I've computed an ANOVA with one between-subjects factor (2 groups each including 26 participants) and 2 within-subjects factors (item type with 3 levels and emotion with 2 levels) in ezANOVA. Therefore, my data is ordered in a long-format in which all conditions for each participant are listed underneath each other:
ID group itemType emotion dependentVariable
p001 A type1 negative 3.88
p001 A type1 neutral 2.34
p001 A type2 negative 5.21
p001 A type2 neutral 10.00
...
When I am now computing post-hoc t-tests, e.g. the difference between two item types in a specific group regardless of the emotionality of the items, should I then keep working in this long-format? Or should I change into a wide-format which includes the average over the non-interesting factor, in this case emotionality? I am wondering if in case of the long-format, R might treat the levels of the non-interesting factor as two independent observations and that this computation might then be statistically incorrect?

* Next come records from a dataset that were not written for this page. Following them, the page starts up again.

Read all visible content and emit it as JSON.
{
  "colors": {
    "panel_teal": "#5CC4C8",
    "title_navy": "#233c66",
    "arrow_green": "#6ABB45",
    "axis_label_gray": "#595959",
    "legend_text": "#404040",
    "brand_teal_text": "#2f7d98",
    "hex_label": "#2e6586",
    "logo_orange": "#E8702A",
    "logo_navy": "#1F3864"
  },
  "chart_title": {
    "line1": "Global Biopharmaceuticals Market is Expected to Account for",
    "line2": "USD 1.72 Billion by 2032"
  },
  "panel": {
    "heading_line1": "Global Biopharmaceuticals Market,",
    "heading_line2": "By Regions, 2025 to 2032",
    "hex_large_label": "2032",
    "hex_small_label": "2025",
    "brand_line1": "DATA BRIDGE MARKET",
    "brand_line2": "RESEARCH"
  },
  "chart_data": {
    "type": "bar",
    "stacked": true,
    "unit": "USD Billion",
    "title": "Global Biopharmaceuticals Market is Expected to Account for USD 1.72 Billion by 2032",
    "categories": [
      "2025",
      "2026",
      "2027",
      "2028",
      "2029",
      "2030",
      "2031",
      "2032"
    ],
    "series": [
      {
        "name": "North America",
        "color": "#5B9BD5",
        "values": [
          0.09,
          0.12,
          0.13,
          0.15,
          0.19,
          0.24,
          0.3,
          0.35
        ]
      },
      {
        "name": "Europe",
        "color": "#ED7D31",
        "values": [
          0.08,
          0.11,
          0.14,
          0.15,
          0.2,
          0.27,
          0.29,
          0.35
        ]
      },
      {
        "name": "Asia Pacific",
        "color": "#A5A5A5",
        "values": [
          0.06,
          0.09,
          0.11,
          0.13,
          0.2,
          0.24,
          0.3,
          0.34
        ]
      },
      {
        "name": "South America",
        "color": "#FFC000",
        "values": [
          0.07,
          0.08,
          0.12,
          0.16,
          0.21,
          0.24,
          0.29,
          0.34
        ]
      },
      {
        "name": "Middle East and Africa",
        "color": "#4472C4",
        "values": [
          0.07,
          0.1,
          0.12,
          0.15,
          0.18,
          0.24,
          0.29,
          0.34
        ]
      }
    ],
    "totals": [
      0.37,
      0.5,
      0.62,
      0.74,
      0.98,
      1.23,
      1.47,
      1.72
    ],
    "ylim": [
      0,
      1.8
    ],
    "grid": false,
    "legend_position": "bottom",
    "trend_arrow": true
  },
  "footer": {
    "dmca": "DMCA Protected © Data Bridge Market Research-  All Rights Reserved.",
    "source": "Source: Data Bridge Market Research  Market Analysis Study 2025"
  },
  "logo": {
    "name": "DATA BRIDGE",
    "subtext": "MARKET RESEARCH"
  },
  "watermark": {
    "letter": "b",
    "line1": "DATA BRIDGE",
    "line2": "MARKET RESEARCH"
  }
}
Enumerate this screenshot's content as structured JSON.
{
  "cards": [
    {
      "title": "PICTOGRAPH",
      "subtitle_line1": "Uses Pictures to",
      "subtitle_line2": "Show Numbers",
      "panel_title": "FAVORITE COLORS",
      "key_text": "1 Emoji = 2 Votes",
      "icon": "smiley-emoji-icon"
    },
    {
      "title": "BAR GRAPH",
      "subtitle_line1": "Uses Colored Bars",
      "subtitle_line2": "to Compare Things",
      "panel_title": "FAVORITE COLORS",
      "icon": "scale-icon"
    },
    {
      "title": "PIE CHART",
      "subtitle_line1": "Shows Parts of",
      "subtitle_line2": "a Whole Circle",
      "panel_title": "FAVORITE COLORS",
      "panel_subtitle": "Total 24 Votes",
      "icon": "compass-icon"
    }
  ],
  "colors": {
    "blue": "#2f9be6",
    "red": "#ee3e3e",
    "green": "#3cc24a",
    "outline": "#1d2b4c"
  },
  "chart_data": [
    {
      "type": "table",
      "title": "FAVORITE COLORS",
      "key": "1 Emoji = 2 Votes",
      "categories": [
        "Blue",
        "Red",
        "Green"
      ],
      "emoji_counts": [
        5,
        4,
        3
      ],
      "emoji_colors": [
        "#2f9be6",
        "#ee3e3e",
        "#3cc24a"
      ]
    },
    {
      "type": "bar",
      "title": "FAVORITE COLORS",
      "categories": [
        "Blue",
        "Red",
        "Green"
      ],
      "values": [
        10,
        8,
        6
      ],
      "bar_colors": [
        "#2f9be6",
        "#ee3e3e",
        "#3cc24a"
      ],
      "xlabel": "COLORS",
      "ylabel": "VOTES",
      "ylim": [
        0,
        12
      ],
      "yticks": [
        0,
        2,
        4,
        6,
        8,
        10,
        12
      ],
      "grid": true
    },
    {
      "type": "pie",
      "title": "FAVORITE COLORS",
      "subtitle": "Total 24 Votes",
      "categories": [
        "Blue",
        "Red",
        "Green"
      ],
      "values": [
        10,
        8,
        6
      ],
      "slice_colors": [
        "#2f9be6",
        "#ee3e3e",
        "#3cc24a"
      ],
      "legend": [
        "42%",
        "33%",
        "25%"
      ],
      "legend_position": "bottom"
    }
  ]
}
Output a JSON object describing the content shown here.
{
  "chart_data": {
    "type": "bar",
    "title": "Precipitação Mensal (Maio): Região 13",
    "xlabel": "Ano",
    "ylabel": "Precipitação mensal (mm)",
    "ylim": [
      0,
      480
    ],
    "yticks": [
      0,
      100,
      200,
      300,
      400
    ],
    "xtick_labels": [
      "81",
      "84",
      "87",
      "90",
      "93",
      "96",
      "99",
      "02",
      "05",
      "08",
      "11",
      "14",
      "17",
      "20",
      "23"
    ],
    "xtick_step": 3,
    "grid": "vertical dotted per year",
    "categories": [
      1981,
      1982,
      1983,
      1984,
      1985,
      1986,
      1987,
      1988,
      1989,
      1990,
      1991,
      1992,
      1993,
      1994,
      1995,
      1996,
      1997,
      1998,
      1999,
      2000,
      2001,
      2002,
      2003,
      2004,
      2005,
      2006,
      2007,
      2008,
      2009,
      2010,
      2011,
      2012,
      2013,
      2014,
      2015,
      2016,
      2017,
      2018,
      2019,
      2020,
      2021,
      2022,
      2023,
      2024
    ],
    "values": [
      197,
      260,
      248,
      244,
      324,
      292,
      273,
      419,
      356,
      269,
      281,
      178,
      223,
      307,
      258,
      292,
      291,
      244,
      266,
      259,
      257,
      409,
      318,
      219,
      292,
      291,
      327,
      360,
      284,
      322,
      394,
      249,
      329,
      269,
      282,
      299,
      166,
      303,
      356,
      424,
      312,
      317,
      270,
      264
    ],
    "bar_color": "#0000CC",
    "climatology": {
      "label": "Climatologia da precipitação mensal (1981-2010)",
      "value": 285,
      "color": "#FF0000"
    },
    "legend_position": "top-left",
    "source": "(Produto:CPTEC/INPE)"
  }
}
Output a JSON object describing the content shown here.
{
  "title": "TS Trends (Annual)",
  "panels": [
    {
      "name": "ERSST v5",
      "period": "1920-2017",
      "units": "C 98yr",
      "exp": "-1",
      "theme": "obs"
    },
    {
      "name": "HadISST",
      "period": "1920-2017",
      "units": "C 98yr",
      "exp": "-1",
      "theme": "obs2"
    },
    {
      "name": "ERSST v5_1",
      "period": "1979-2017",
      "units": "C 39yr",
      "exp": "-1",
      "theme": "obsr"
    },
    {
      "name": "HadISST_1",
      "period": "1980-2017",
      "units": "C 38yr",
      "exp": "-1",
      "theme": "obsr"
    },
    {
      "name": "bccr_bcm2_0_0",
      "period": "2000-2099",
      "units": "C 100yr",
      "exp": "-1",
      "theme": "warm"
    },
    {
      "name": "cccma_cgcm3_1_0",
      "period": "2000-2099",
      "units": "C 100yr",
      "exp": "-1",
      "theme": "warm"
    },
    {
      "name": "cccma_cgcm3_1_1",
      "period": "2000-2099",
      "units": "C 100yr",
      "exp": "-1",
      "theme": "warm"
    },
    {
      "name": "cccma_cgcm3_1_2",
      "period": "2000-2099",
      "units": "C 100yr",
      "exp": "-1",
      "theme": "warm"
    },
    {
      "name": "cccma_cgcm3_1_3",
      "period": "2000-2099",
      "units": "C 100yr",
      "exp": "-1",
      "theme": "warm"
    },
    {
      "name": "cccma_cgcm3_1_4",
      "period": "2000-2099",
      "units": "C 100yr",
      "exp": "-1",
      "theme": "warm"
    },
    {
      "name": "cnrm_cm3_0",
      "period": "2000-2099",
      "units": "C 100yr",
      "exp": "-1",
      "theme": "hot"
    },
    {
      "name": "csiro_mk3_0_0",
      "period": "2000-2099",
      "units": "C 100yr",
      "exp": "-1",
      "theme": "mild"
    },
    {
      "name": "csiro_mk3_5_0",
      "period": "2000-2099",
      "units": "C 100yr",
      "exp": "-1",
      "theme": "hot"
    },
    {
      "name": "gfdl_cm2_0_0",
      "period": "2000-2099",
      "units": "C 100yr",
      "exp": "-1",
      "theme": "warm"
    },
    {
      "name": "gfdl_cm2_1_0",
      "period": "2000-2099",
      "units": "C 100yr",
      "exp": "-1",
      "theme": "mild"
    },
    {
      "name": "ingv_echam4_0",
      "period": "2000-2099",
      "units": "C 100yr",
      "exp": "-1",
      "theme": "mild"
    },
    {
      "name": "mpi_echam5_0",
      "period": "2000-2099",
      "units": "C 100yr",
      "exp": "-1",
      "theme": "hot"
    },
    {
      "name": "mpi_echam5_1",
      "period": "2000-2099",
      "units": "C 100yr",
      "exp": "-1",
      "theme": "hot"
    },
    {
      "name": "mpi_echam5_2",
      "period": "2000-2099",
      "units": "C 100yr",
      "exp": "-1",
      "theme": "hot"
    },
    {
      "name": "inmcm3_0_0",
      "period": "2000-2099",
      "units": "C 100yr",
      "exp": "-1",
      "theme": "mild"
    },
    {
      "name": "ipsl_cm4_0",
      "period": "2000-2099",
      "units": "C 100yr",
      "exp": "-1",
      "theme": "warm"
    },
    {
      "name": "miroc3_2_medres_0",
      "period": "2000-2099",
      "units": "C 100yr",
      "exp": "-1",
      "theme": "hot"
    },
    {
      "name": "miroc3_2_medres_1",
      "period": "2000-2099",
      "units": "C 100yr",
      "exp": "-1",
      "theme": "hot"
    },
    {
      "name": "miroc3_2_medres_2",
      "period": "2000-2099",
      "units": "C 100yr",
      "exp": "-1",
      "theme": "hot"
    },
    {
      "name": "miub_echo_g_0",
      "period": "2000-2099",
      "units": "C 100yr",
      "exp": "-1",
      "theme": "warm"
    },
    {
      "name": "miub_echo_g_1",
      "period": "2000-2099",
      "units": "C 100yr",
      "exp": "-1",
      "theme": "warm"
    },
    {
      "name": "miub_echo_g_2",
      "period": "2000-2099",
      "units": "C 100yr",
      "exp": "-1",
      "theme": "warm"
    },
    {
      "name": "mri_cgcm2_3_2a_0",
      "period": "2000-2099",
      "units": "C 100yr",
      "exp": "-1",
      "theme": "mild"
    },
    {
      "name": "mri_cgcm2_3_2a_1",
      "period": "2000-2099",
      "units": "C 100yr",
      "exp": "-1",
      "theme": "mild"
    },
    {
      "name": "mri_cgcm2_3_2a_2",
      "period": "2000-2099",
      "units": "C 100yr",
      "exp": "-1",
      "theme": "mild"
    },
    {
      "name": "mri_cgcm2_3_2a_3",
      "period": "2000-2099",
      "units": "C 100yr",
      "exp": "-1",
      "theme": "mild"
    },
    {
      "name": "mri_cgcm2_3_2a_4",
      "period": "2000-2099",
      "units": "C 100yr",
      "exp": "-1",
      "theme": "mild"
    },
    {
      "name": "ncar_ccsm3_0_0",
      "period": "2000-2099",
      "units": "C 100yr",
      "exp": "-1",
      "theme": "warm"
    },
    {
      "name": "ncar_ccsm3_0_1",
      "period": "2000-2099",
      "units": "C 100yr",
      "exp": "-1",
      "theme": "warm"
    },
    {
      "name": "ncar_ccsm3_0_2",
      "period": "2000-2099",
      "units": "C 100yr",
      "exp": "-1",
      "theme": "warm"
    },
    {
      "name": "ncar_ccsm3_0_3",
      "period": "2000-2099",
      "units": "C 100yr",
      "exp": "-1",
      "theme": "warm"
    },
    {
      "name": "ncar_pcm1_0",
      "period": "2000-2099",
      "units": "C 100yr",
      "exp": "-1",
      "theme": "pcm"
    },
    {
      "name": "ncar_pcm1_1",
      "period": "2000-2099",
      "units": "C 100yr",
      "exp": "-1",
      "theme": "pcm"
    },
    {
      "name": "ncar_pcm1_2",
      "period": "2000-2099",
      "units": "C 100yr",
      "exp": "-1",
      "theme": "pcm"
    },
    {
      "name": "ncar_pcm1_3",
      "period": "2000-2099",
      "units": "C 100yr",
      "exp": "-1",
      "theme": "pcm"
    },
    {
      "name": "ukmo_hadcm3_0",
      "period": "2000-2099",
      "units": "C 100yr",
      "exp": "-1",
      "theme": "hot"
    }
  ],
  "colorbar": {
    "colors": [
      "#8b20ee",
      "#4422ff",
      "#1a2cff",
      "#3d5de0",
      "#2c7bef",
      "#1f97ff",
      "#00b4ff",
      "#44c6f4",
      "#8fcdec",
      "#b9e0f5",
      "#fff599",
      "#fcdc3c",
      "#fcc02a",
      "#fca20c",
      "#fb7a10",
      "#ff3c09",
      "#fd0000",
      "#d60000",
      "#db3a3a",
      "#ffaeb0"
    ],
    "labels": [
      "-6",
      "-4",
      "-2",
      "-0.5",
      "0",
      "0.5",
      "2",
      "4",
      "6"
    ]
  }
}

In case of the long-file, I used this code:
t.test(x = long_file$dependentVariable[long_file$delay=="A" & long_file$itemType=="type1"],
y = long_file$dependentVariable[long_file$delay=="A" & long_file$itemType=="type2"],
paired = TRUE)
resulting in t=2.43, df=51, p=0.02
I used this code to analyze the dependent variable as average of the non-interesting factor in a wide-format:
t.test(x = wide_file$dependentVariable_type1_averageOverEmotions[wide_file$group=="A"],
y = wide_file$dependentVariable_type2_averageOverEmotions[wide_file$group=="A"],
paired = TRUE)
resulting in t=2.38, df=25, p=0.03
So, in this case, results don't change a lot regarding the statistical significance, but using the long-format doubles the degrees of freedom.